8.İş birliği: Çoğu sanat dalının doğasında iş birliği yatar. Sanat sayesinde çocuklar birlikte çalışmayı, sorumluluk paylaşmayı, ortak bir hedefe ulaşmak için diğerleriyle uzlaşmayı öğrenirler. Bir çocuk bir müzik topluluğunda bir enstrüman çalıyorsa veya bir tiyatro ya da dans prodüksiyonunda bir rolü varsa kendi katkılarının grubun başarısı için gerekli olduğunu anlamaya başlar. Bu deneyimler sayesinde çocuklar özgüven kazanır ve katkılarının değerli olduğunu öğrenirler.
9.Kendini Adama: Çocuklar çabalarının bitmiş bir esere ya da performansa dönüştüğünü gördüklerinde, bir işe kendini adamayı, başarı duygusuyla birleştirmeyi öğrenirler. Ayrıca provalara zamanında katılmak, başkalarının katkılarına saygı duymak ve bir işin başarıyla sonuçlanması için emek vermek gibi oldukça sağlıklı çalışma alışkanlıkları kazanırlar.

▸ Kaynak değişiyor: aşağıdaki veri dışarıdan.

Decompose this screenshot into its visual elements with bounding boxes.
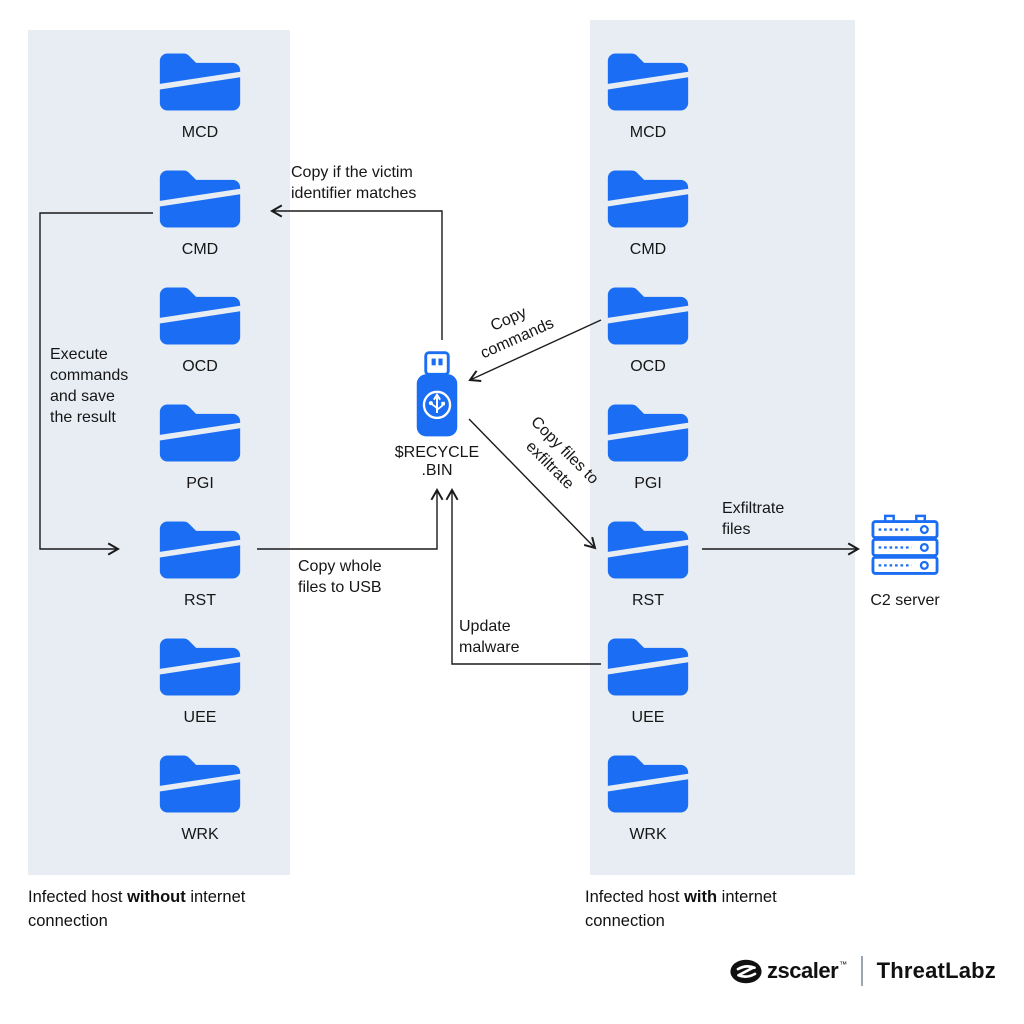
zscaler-icon: [730, 959, 762, 983]
usb-icon: [416, 351, 458, 437]
threatlabz-wordmark: ThreatLabz: [876, 958, 996, 983]
label-copy-commands: Copy commands: [478, 304, 557, 363]
folder-label: UEE: [183, 709, 217, 726]
folder-icon: [155, 397, 245, 468]
folder-item: OCD: [155, 280, 245, 376]
folder-item: UEE: [155, 631, 245, 727]
folder-label: MCD: [629, 124, 667, 141]
folder-item: CMD: [155, 163, 245, 259]
caption-prefix: Infected host: [585, 888, 685, 906]
folder-label: CMD: [181, 241, 219, 258]
folder-icon: [603, 280, 693, 351]
folder-item: RST: [155, 514, 245, 610]
folder-label: OCD: [182, 358, 218, 375]
c2-label: C2 server: [870, 592, 940, 609]
folder-label: UEE: [631, 709, 665, 726]
right-host-panel: MCD CMD OCD PGI RST UEE: [590, 20, 855, 875]
folder-label: WRK: [181, 826, 219, 843]
left-folder-column: MCD CMD OCD PGI RST UEE: [155, 46, 245, 865]
caption-prefix: Infected host: [28, 888, 128, 906]
folder-item: MCD: [603, 46, 693, 142]
folder-label: RST: [632, 592, 664, 609]
folder-label: OCD: [630, 358, 666, 375]
folder-item: RST: [603, 514, 693, 610]
left-host-caption: Infected host without internet connectio…: [28, 886, 268, 934]
label-update-malware: Update malware: [459, 618, 520, 657]
label-exfiltrate-files: Exfiltrate files: [722, 500, 785, 539]
folder-icon: [603, 748, 693, 819]
folder-icon: [603, 163, 693, 234]
label-copy-if-victim-matches: Copy if the victim identifier matches: [291, 164, 417, 203]
folder-icon: [603, 46, 693, 117]
usb-drive: $RECYCLE .BIN: [377, 350, 497, 480]
folder-item: MCD: [155, 46, 245, 142]
folder-item: OCD: [603, 280, 693, 376]
folder-icon: [603, 514, 693, 585]
folder-item: CMD: [603, 163, 693, 259]
folder-item: WRK: [603, 748, 693, 844]
c2-server: C2 server: [863, 514, 947, 610]
right-host-caption: Infected host with internet connection: [585, 886, 825, 934]
trademark-symbol: ™: [839, 960, 848, 969]
left-host-panel: MCD CMD OCD PGI RST UEE: [28, 30, 290, 875]
right-folder-column: MCD CMD OCD PGI RST UEE: [603, 46, 693, 865]
folder-label: PGI: [634, 475, 662, 492]
folder-label: MCD: [181, 124, 219, 141]
folder-label: WRK: [629, 826, 667, 843]
folder-label: CMD: [629, 241, 667, 258]
caption-bold: with: [684, 888, 718, 906]
folder-icon: [155, 748, 245, 819]
folder-label: PGI: [186, 475, 214, 492]
folder-icon: [155, 163, 245, 234]
folder-item: PGI: [603, 397, 693, 493]
folder-icon: [603, 397, 693, 468]
folder-icon: [603, 631, 693, 702]
zscaler-wordmark: zscaler: [767, 958, 839, 983]
caption-bold: without: [127, 888, 186, 906]
caption-suffix: internet connection: [28, 888, 246, 930]
server-icon: [871, 514, 939, 575]
folder-item: PGI: [155, 397, 245, 493]
folder-item: WRK: [155, 748, 245, 844]
folder-item: UEE: [603, 631, 693, 727]
folder-icon: [155, 514, 245, 585]
brand-lockup: zscaler ™ ThreatLabz: [729, 956, 996, 986]
arrow-copy-if-victim-matches: [272, 211, 443, 340]
folder-icon: [155, 631, 245, 702]
folder-icon: [155, 46, 245, 117]
label-copy-whole-files: Copy whole files to USB: [298, 558, 382, 597]
logo-divider: [861, 956, 863, 986]
label-execute-commands: Execute commands and save the result: [50, 346, 129, 427]
folder-icon: [155, 280, 245, 351]
usb-label: $RECYCLE .BIN: [394, 444, 480, 479]
folder-label: RST: [184, 592, 216, 609]
caption-suffix: internet connection: [585, 888, 777, 930]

10.Sorumluluk Alma– Çocuklar iş birliği yaparak bir şeyler yaratma pratiği yaptıklarında, kendi eylemlerinin başka insanları etkilemesi fikrine de alışırlar. Sanat aracılığıyla çocuklar aynı zamanda hata yaptığını kabul etmenin önemli olduğunu ve hataların sorumluluğunu almayı öğrenirler. Hatalar, sanatta öğrenme sürecinin en olağan parçası olduğu için çocuklar hataların yapılabileceğini görmeye başlarlar. Hataları kabul ederiz, onlardan öğreniriz ve sonra yolumuza devam ederiz.